WW1 Victory medal found in Manx field given to museum
A World War One medal is to be given to an Isle of Man museum after the man who found it could not trace relatives of the soldier named on it.
Mark Leadley found the medal in a Colby field in November and believes it belonged to Pte William Henry Gelling, who served in the Coldstream Guards.
He said: "I've contacted every Gelling and been to every museum but I haven't found any relatives to pass it on too."
The medal will now go on display at the Manx Military and Aviation museum.
Museum director Ivor Ramsden said he was "thrilled to receive the medal".
He said: "We are working on a major new WW1 exhibition and this is another great story to be told".
The medal has the name WH Gelling impressed on the rim along with his service number, rank and regiment.
Mr Leadley said during his research he discovered Mr Gelling survived the war and was medically discharged in 1917 after being shot and wounded in action.

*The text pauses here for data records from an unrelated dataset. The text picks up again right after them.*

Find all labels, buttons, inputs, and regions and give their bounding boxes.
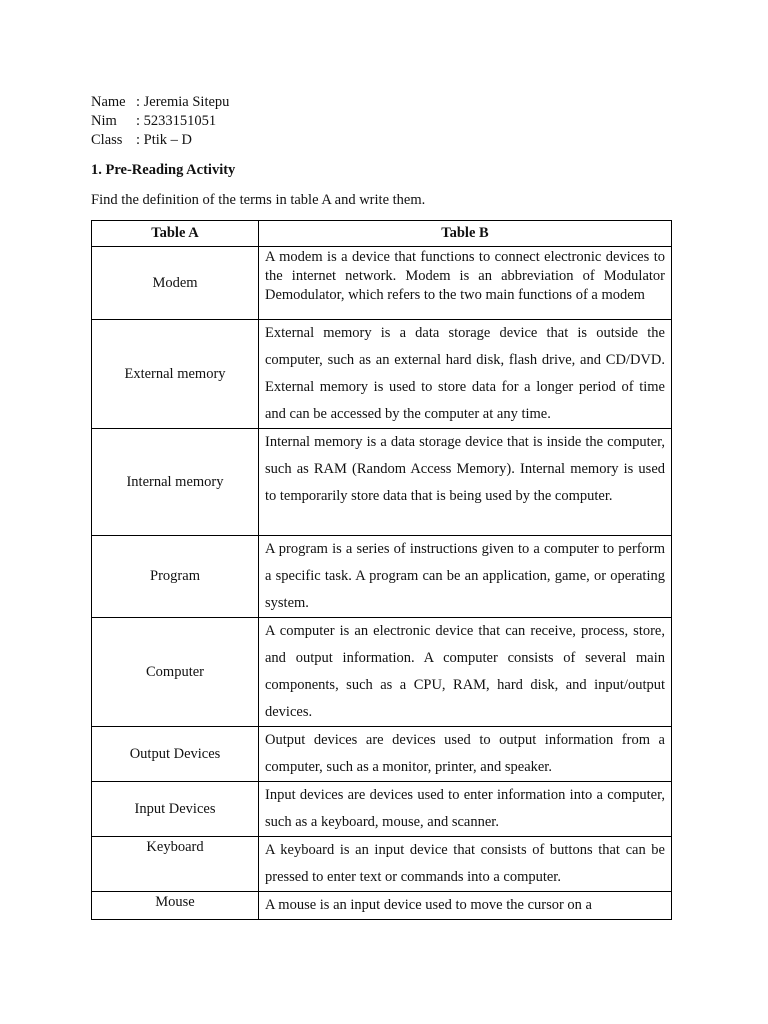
table-row — [92, 320, 672, 429]
term-cell: Computer — [92, 618, 259, 727]
term-cell: Program — [92, 536, 259, 618]
definition-cell: A keyboard is an input device that consists of buttons that can be pressed to enter text or commands into a computer. — [259, 837, 672, 892]
definition-cell: A modem is a device that functions to connect electronic devices to the internet network. Modem is an abbreviation of Modulator Demodulator, which refers to the two main functions of a modem — [259, 247, 672, 320]
definition-cell: Input devices are devices used to enter information into a computer, such as a keyboard, mouse, and scanner. — [259, 782, 672, 837]
definitions-table — [91, 220, 672, 920]
nim-value: : 5233151051 — [136, 113, 217, 129]
term-cell: Mouse — [92, 892, 259, 920]
definition-cell: Output devices are devices used to output information from a computer, such as a monitor, printer, and speaker. — [259, 727, 672, 782]
term-cell: Internal memory — [92, 429, 259, 536]
name-label: Name — [91, 94, 126, 110]
definition-cell: Internal memory is a data storage device that is inside the computer, such as RAM (Random Access Memory). Internal memory is used to temporarily store data that is being used by the computer. — [259, 429, 672, 536]
definition-cell: A program is a series of instructions given to a computer to perform a specific task. A program can be an application, game, or operating system. — [259, 536, 672, 618]
term-cell: Keyboard — [92, 837, 259, 892]
instruction-text: Find the definition of the terms in table A and write them. — [91, 192, 426, 208]
class-value: : Ptik – D — [136, 132, 192, 148]
student-info — [91, 93, 671, 150]
table-header-row — [92, 221, 672, 247]
definition-cell: External memory is a data storage device that is outside the computer, such as an external hard disk, flash drive, and CD/DVD. External memory is used to store data for a longer period of time and can be accessed by the computer at any time. — [259, 320, 672, 429]
table-row — [92, 782, 672, 837]
term-cell: Output Devices — [92, 727, 259, 782]
class-label: Class — [91, 132, 123, 148]
term-cell: Input Devices — [92, 782, 259, 837]
table-b-header: Table B — [259, 221, 672, 247]
name-value: : Jeremia Sitepu — [136, 94, 230, 110]
table-row — [92, 429, 672, 536]
definition-cell: A computer is an electronic device that can receive, process, store, and output information. A computer consists of several main components, such as a CPU, RAM, hard disk, and input/output devices. — [259, 618, 672, 727]
table-row — [92, 837, 672, 892]
document-page — [91, 93, 671, 920]
class-row — [91, 131, 671, 150]
term-cell: Modem — [92, 247, 259, 320]
name-row — [91, 93, 671, 112]
nim-label: Nim — [91, 113, 117, 129]
table-row — [92, 618, 672, 727]
table-row — [92, 727, 672, 782]
table-row — [92, 892, 672, 920]
definition-cell: A mouse is an input device used to move the cursor on a — [259, 892, 672, 920]
table-row — [92, 536, 672, 618]
section-title: 1. Pre-Reading Activity — [91, 162, 236, 178]
term-cell: External memory — [92, 320, 259, 429]
table-a-header: Table A — [92, 221, 259, 247]
table-row — [92, 247, 672, 320]
nim-row — [91, 112, 671, 131]
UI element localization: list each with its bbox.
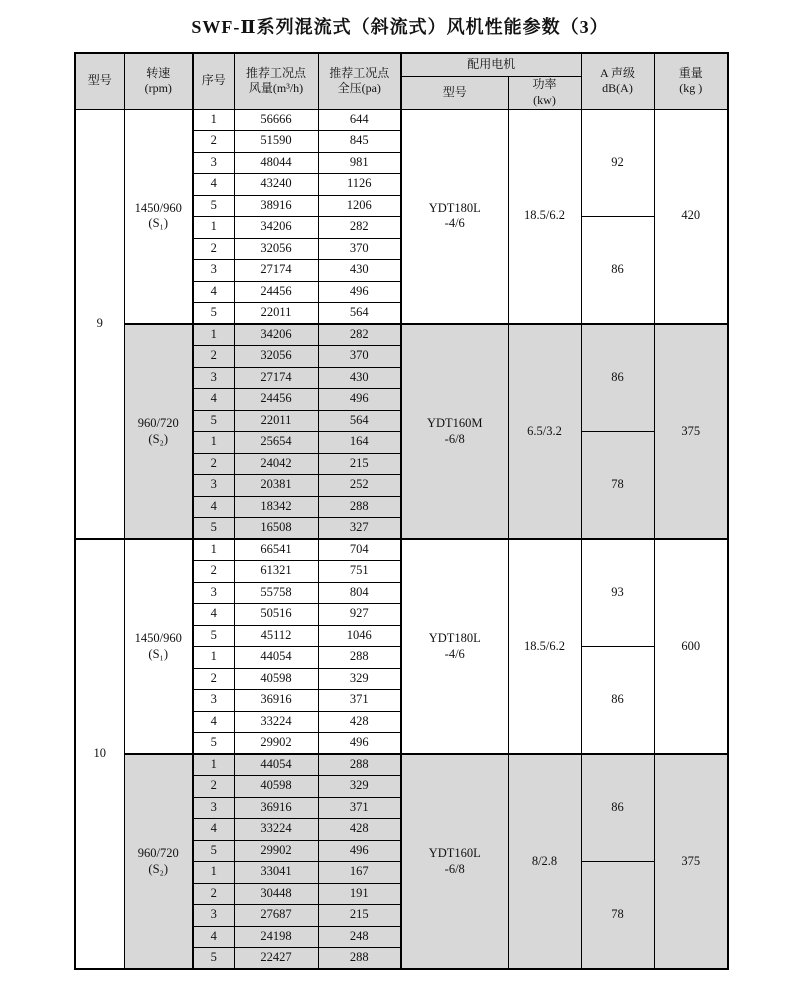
cell-seq: 1 [193, 754, 234, 776]
cell-pressure: 248 [318, 926, 401, 948]
cell-flow: 24456 [234, 389, 318, 411]
cell-pressure: 288 [318, 496, 401, 518]
cell-power: 8/2.8 [508, 754, 581, 969]
cell-noise-level: 86 [581, 647, 654, 755]
cell-noise-level: 86 [581, 324, 654, 432]
cell-seq: 3 [193, 367, 234, 389]
cell-noise-level: 93 [581, 539, 654, 647]
cell-weight: 600 [654, 539, 728, 754]
cell-weight: 375 [654, 754, 728, 969]
cell-weight: 375 [654, 324, 728, 539]
cell-power: 18.5/6.2 [508, 109, 581, 324]
cell-pressure: 496 [318, 733, 401, 755]
cell-pressure: 845 [318, 131, 401, 153]
cell-flow: 29902 [234, 840, 318, 862]
cell-pressure: 751 [318, 561, 401, 583]
header-power-line1: 功率 [532, 76, 557, 91]
table-body [75, 109, 728, 969]
cell-pressure: 327 [318, 518, 401, 540]
cell-seq: 4 [193, 604, 234, 626]
header-motor-group: 配用电机 [401, 53, 581, 76]
header-power-line2: (kw) [533, 92, 556, 107]
cell-seq: 2 [193, 668, 234, 690]
cell-flow: 16508 [234, 518, 318, 540]
header-flow-line2: 风量(m³/h) [248, 81, 304, 96]
cell-power: 18.5/6.2 [508, 539, 581, 754]
cell-pressure: 370 [318, 346, 401, 368]
cell-noise-level: 86 [581, 217, 654, 325]
cell-seq: 5 [193, 303, 234, 325]
cell-pressure: 329 [318, 776, 401, 798]
cell-pressure: 1046 [318, 625, 401, 647]
cell-flow: 27687 [234, 905, 318, 927]
cell-seq: 4 [193, 174, 234, 196]
cell-seq: 4 [193, 389, 234, 411]
header-flow [234, 53, 318, 109]
table-header [75, 53, 728, 109]
header-power [508, 76, 581, 109]
cell-seq: 2 [193, 131, 234, 153]
cell-flow: 66541 [234, 539, 318, 561]
cell-flow: 22427 [234, 948, 318, 970]
cell-pressure: 496 [318, 840, 401, 862]
cell-flow: 44054 [234, 754, 318, 776]
cell-flow: 40598 [234, 668, 318, 690]
header-noise-line1: A 声级 [600, 65, 636, 80]
cell-pressure: 564 [318, 303, 401, 325]
header-model: 型号 [75, 53, 124, 109]
cell-seq: 2 [193, 561, 234, 583]
cell-flow: 40598 [234, 776, 318, 798]
header-pressure-line1: 推荐工况点 [329, 65, 390, 80]
cell-pressure: 704 [318, 539, 401, 561]
cell-speed: 960/720 (S₂) [124, 324, 193, 539]
cell-flow: 36916 [234, 797, 318, 819]
cell-seq: 1 [193, 109, 234, 131]
cell-seq: 1 [193, 539, 234, 561]
cell-pressure: 644 [318, 109, 401, 131]
cell-pressure: 191 [318, 883, 401, 905]
cell-seq: 2 [193, 346, 234, 368]
cell-pressure: 282 [318, 217, 401, 239]
cell-seq: 3 [193, 797, 234, 819]
cell-flow: 33041 [234, 862, 318, 884]
cell-pressure: 288 [318, 647, 401, 669]
cell-pressure: 371 [318, 690, 401, 712]
cell-flow: 25654 [234, 432, 318, 454]
cell-flow: 43240 [234, 174, 318, 196]
cell-flow: 27174 [234, 260, 318, 282]
cell-pressure: 981 [318, 152, 401, 174]
cell-seq: 4 [193, 711, 234, 733]
cell-motor-model: YDT180L -4/6 [401, 539, 508, 754]
cell-flow: 44054 [234, 647, 318, 669]
cell-seq: 3 [193, 475, 234, 497]
cell-seq: 1 [193, 647, 234, 669]
cell-seq: 5 [193, 410, 234, 432]
header-speed-line1: 转速 [146, 65, 171, 80]
table-row [75, 754, 728, 776]
cell-seq: 5 [193, 840, 234, 862]
cell-seq: 3 [193, 690, 234, 712]
cell-pressure: 371 [318, 797, 401, 819]
header-weight-line1: 重量 [678, 65, 703, 80]
header-noise-line2: dB(A) [602, 81, 633, 96]
cell-pressure: 252 [318, 475, 401, 497]
cell-seq: 5 [193, 733, 234, 755]
cell-pressure: 288 [318, 754, 401, 776]
cell-seq: 3 [193, 260, 234, 282]
cell-motor-model: YDT160M -6/8 [401, 324, 508, 539]
cell-flow: 50516 [234, 604, 318, 626]
header-noise [581, 53, 654, 109]
cell-pressure: 496 [318, 389, 401, 411]
cell-pressure: 215 [318, 905, 401, 927]
cell-pressure: 164 [318, 432, 401, 454]
cell-seq: 3 [193, 152, 234, 174]
page-title: SWF-Ⅱ系列混流式（斜流式）风机性能参数（3） [191, 17, 609, 37]
table-row [75, 324, 728, 346]
cell-seq: 1 [193, 432, 234, 454]
cell-seq: 1 [193, 862, 234, 884]
cell-pressure: 430 [318, 367, 401, 389]
cell-seq: 5 [193, 948, 234, 970]
cell-flow: 36916 [234, 690, 318, 712]
cell-flow: 33224 [234, 819, 318, 841]
cell-speed: 1450/960 (S₁) [124, 109, 193, 324]
cell-flow: 22011 [234, 410, 318, 432]
cell-pressure: 215 [318, 453, 401, 475]
cell-speed: 1450/960 (S₁) [124, 539, 193, 754]
cell-noise-level: 92 [581, 109, 654, 217]
cell-flow: 32056 [234, 238, 318, 260]
cell-model-number: 9 [75, 109, 124, 539]
cell-flow: 33224 [234, 711, 318, 733]
cell-flow: 27174 [234, 367, 318, 389]
cell-seq: 4 [193, 281, 234, 303]
cell-flow: 61321 [234, 561, 318, 583]
cell-seq: 2 [193, 453, 234, 475]
cell-pressure: 428 [318, 819, 401, 841]
cell-flow: 34206 [234, 217, 318, 239]
fan-performance-table [74, 52, 729, 970]
cell-pressure: 1206 [318, 195, 401, 217]
header-seq: 序号 [193, 53, 234, 109]
cell-pressure: 428 [318, 711, 401, 733]
cell-flow: 48044 [234, 152, 318, 174]
cell-flow: 20381 [234, 475, 318, 497]
cell-pressure: 430 [318, 260, 401, 282]
cell-seq: 2 [193, 238, 234, 260]
cell-motor-model: YDT160L -6/8 [401, 754, 508, 969]
header-pressure-line2: 全压(pa) [337, 81, 381, 96]
cell-seq: 5 [193, 518, 234, 540]
cell-pressure: 804 [318, 582, 401, 604]
cell-flow: 18342 [234, 496, 318, 518]
table-row [75, 539, 728, 561]
header-motor-model: 型号 [401, 76, 508, 109]
cell-flow: 55758 [234, 582, 318, 604]
cell-flow: 29902 [234, 733, 318, 755]
cell-seq: 4 [193, 926, 234, 948]
cell-pressure: 370 [318, 238, 401, 260]
cell-seq: 1 [193, 217, 234, 239]
cell-model-number: 10 [75, 539, 124, 969]
cell-pressure: 564 [318, 410, 401, 432]
cell-seq: 4 [193, 496, 234, 518]
cell-flow: 32056 [234, 346, 318, 368]
cell-seq: 3 [193, 905, 234, 927]
cell-pressure: 1126 [318, 174, 401, 196]
header-pressure [318, 53, 401, 109]
cell-flow: 24198 [234, 926, 318, 948]
table-row [75, 109, 728, 131]
cell-flow: 38916 [234, 195, 318, 217]
cell-motor-model: YDT180L -4/6 [401, 109, 508, 324]
cell-pressure: 167 [318, 862, 401, 884]
cell-seq: 5 [193, 195, 234, 217]
cell-flow: 22011 [234, 303, 318, 325]
cell-seq: 4 [193, 819, 234, 841]
cell-flow: 24042 [234, 453, 318, 475]
cell-seq: 3 [193, 582, 234, 604]
header-speed [124, 53, 193, 109]
cell-seq: 5 [193, 625, 234, 647]
cell-pressure: 496 [318, 281, 401, 303]
header-weight [654, 53, 728, 109]
cell-noise-level: 86 [581, 754, 654, 862]
header-flow-line1: 推荐工况点 [245, 65, 306, 80]
cell-noise-level: 78 [581, 862, 654, 970]
cell-flow: 30448 [234, 883, 318, 905]
cell-speed: 960/720 (S₂) [124, 754, 193, 969]
cell-flow: 45112 [234, 625, 318, 647]
cell-pressure: 288 [318, 948, 401, 970]
cell-pressure: 282 [318, 324, 401, 346]
cell-seq: 2 [193, 883, 234, 905]
cell-seq: 2 [193, 776, 234, 798]
header-weight-line2: (kg ) [679, 81, 703, 96]
cell-noise-level: 78 [581, 432, 654, 540]
cell-flow: 24456 [234, 281, 318, 303]
cell-flow: 34206 [234, 324, 318, 346]
cell-pressure: 329 [318, 668, 401, 690]
cell-power: 6.5/3.2 [508, 324, 581, 539]
cell-seq: 1 [193, 324, 234, 346]
cell-pressure: 927 [318, 604, 401, 626]
cell-flow: 56666 [234, 109, 318, 131]
cell-flow: 51590 [234, 131, 318, 153]
header-speed-line2: (rpm) [144, 81, 172, 96]
cell-weight: 420 [654, 109, 728, 324]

Official records show 8,261 Manx men enlisted in the armed forces during the great war, which was 82.3% of the Isle of Man's male population of military age.
Imperial War Museum North researcher, Charlotte Czyzyk, said: "The medals themselves aren't that unusual as there were over five million of them produced during the First World War.
"I think it is amazing that they are still surfacing nearly 100 years later".
Mr Leadley, 46, made the discovery while out searching in a farmer's field with a metal detector in the south of the island.
The medal was unearthed from a depth of around three inches (7.62 cm) but there are no clues as to why it was there.